Audio, Display and Camera Quality
Since the Redmi Note 3 packs a 5.5-inch 1080p panel like the Note 2, we expected an identical visual experience. However, the display on the Note 3 looks a bit better. It’s somewhat brighter than the display on the Note 2, the colours and contrast also look marginally better. It’s not a huge difference, but it’s visible.
This is good news, because the display on the Note 2 was outshined by some competing devices, namely the Meizu M2 Note.
Audio quality is good. The rear-firing speaker is relatively powerful, but more importantly it delivers consistent quality regardless of volume. Even when it’s maxed out, there are no distortions or vibrations.
Call quality is usually a non-issue nowadays, and the Redmi Note 3 does not disappoint. The phone also appears to have a secondary noise suppression microphone, but we didn't see it in the settings (which allow users to adjust the noise suppression mode on Mi-series phones). In any case, it's on board and call quality should not be a concern.
This brings us to the camera, which is more or less the same unit we had a chance to try on the Redmi Note 2. It’s more or less the same. Xiaomi uses Sony and Samsung sensors in the Redmi 2 and Redmi 3.
We weren’t too impressed with the camera on the Redmi Note 2, so we don’t expect a big difference with the Note 3, since it shares the same sensor and f/2.2 lens. Don’t get us wrong, the camera is perfectly fine, but we’ve seen competing phablets deliver slightly better overall results.
One feature that makes the camera stand out is phase detection auto focus (PDAF). We explained the concept in our previous reviews, so let’s just say what this neat technology does for the end-user: it enables the camera to focus faster and deliver more consistent results. Long story short: A competing smartphone with a similar non-PDAF sensor behind some better optics could yield somewhat better shots, but the Redmi Note 3 will deliver superior consistency with fewer useless out-of-focus shots.
The other noteworthy feature is the excellent HDR mode. It's fast and the image quality is good as well.
We tried it out at dusk, with a lot of haze and smog, far from ideal conditions. As you can see, the results were quite good.
Cropped at 100%, the HDR image still retains a lot of detail.
Indoor shots were pleasing as well, by day and night. Still, we should note that low-light performance isn't very good due to the slow aperture and overly aggressive noise reduction algorithm.
In case you use the LED flash a lot, the good news is that Xiaomi added a second, warm LED to the Note 3, so you get a more powerful dual-tone flash. The Redmi Note 2 relies on a single, cool white LED.

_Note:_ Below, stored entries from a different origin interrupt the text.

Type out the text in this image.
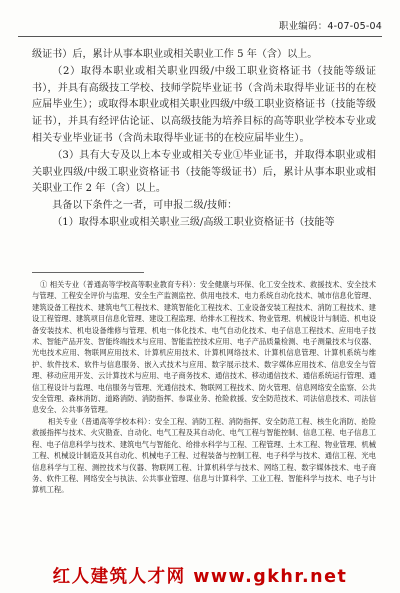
职业编码：4-07-05-04

级证书）后，累计从事本职业或相关职业工作 5 年（含）以上。

（2）取得本职业或相关职业四级/中级工职业资格证书（技能等级证书），并具有高级技工学校、技师学院毕业证书（含尚未取得毕业证书的在校应届毕业生）；或取得本职业或相关职业四级/中级工职业资格证书（技能等级证书），并具有经评估论证、以高级技能为培养目标的高等职业学校本专业或相关专业毕业证书（含尚未取得毕业证书的在校应届毕业生）。

（3）具有大专及以上本专业或相关专业①毕业证书，并取得本职业或相关职业四级/中级工职业资格证书（技能等级证书）后，累计从事本职业或相关职业工作 2 年（含）以上。

具备以下条件之一者，可申报二级/技师：

（1）取得本职业或相关职业三级/高级工职业资格证书（技能等

① 相关专业（普通高等学校高等职业教育专科）：安全健康与环保、化工安全技术、救援技术、安全技术与管理、工程安全评价与监理、安全生产监测监控、供用电技术、电力系统自动化技术、城市信息化管理、建筑设备工程技术、建筑电气工程技术、建筑智能化工程技术、工业设备安装工程技术、消防工程技术、建设工程管理、建筑项目信息化管理、建设工程监理、给排水工程技术、物业管理、机械设计与制造、机电设备安装技术、机电设备维修与管理、机电一体化技术、电气自动化技术、电子信息工程技术、应用电子技术、智能产品开发、智能终端技术与应用、智能监控技术应用、电子产品质量检测、电子测量技术与仪器、光电技术应用、物联网应用技术、计算机应用技术、计算机网络技术、计算机信息管理、计算机系统与维护、软件技术、软件与信息服务、嵌入式技术与应用、数字展示技术、数字媒体应用技术、信息安全与管理、移动应用开发、云计算技术与应用、电子商务技术、通信技术、移动通信技术、通信系统运行管理、通信工程设计与监理、电信服务与管理、光通信技术、物联网工程技术、防火管理、信息网络安全监察、公共安全管理、森林消防、道路消防、消防指挥、参谋业务、抢险救援、安全防范技术、司法信息技术、司法信息安全、公共事务管理。

相关专业（普通高等学校本科）：安全工程、消防工程、消防指挥、安全防范工程、核生化消防、抢险救援指挥与技术、火灾勘查、自动化、电气工程及其自动化、电气工程与智能控制、信息工程、电子信息工程、电子信息科学与技术、建筑电气与智能化、给排水科学与工程、工程管理、土木工程、物业管理、机械工程、机械设计制造及其自动化、机械电子工程、过程装备与控制工程、电子科学与技术、通信工程、光电信息科学与工程、测控技术与仪器、物联网工程、计算机科学与技术、网络工程、数字媒体技术、电子商务、软件工程、网络安全与执法、公共事业管理、信息与计算科学、工业工程、智能科学与技术、电子与计算机工程。

红人建筑人才网 www.gkhr.net
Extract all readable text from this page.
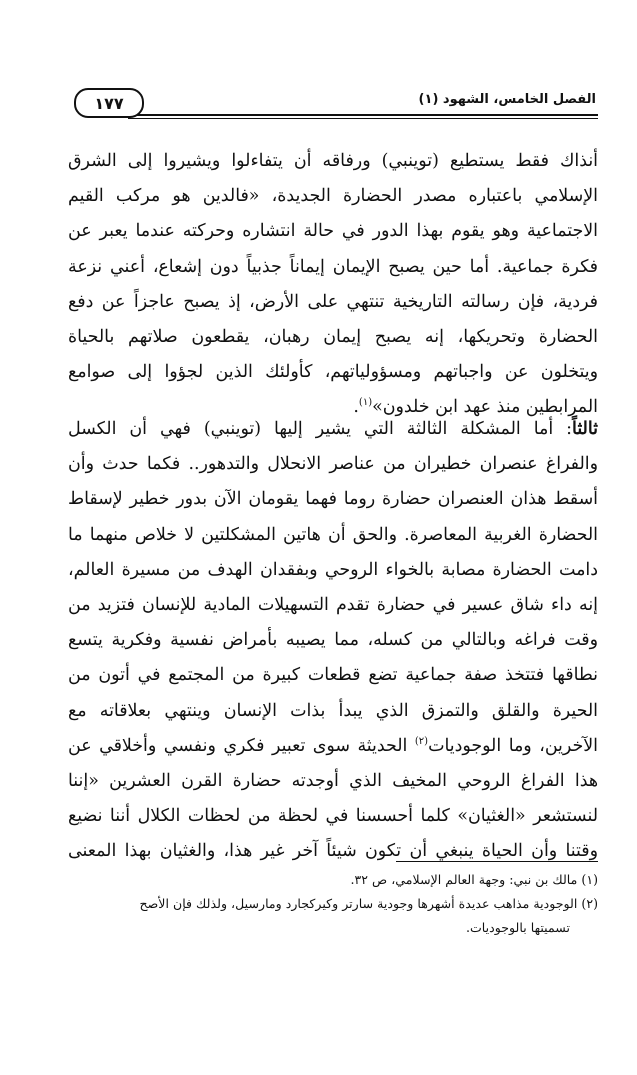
١٧٧	الفصل الخامس، الشهود (١)
أنذاك فقط يستطيع (توينبي) ورفاقه أن يتفاءلوا ويشيروا إلى الشرق
الإسلامي باعتباره مصدر الحضارة الجديدة، «فالدين هو مركب القيم
الاجتماعية وهو يقوم بهذا الدور في حالة انتشاره وحركته عندما يعبر عن
فكرة جماعية. أما حين يصبح الإيمان إيماناً جذبياً دون إشعاع، أعني نزعة
فردية، فإن رسالته التاريخية تنتهي على الأرض، إذ يصبح عاجزاً عن دفع
الحضارة وتحريكها، إنه يصبح إيمان رهبان، يقطعون صلاتهم بالحياة
ويتخلون عن واجباتهم ومسؤولياتهم، كأولئك الذين لجؤوا إلى صوامع
المرابطين منذ عهد ابن خلدون»$^{(١)}$.
ثالثاً: أما المشكلة الثالثة التي يشير إليها (توينبي) فهي أن الكسل
والفراغ عنصران خطيران من عناصر الانحلال والتدهور.. فكما حدث وأن
أسقط هذان العنصران حضارة روما فهما يقومان الآن بدور خطير لإسقاط
الحضارة الغربية المعاصرة. والحق أن هاتين المشكلتين لا خلاص منهما ما
دامت الحضارة مصابة بالخواء الروحي وبفقدان الهدف من مسيرة العالم،
إنه داء شاق عسير في حضارة تقدم التسهيلات المادية للإنسان فتزيد من
وقت فراغه وبالتالي من كسله، مما يصيبه بأمراض نفسية وفكرية يتسع
نطاقها فتتخذ صفة جماعية تضع قطعات كبيرة من المجتمع في أتون من
الحيرة والقلق والتمزق الذي يبدأ بذات الإنسان وينتهي بعلاقاته مع
الآخرين، وما الوجوديات$^{(٢)}$ الحديثة سوى تعبير فكري ونفسي وأخلاقي عن
هذا الفراغ الروحي المخيف الذي أوجدته حضارة القرن العشرين «إننا
لنستشعر «الغثيان» كلما أحسسنا في لحظة من لحظات الكلال أننا نضيع
وقتنا وأن الحياة ينبغي أن تكون شيئاً آخر غير هذا، والغثيان بهذا المعنى
(١) مالك بن نبي: وجهة العالم الإسلامي، ص ٣٢.
(٢) الوجودية مذاهب عديدة أشهرها وجودية سارتر وكيركجارد ومارسيل، ولذلك فإن الأصح
تسميتها بالوجوديات.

So how does it compare to camera on the Redmi Note 2? At first, we thought it was quite a bit better, but that was down to the differently callibrated displays on the Note 2 and 3. In reality, the photos are very close and it's really hard to point to a clear difference. We did get the feeling that the Redmi Note 3 focuses a bit better than the Note 2, but that might be subjective, or it might be a software tweak that will do the same for the Note 2 in the next update. The hardware appears to be identical, so in the long run you should expect identical performance (and software tweaks on both).
The biggest differences in this Redmi Note 3 vs Redmi Note 2 shot are the parmesan cheese...
....And at 100%, you can see we focused on two different bits of cannelloni.
The front camera is shared with the Redmi Note 2 as well, and we loved it. It's one of the best cameras in the price class, if not the best.
There’s not much to say about the MIUI camera app. It has plenty of useful features and effects, it’s fast as usual, and we have no major complaints.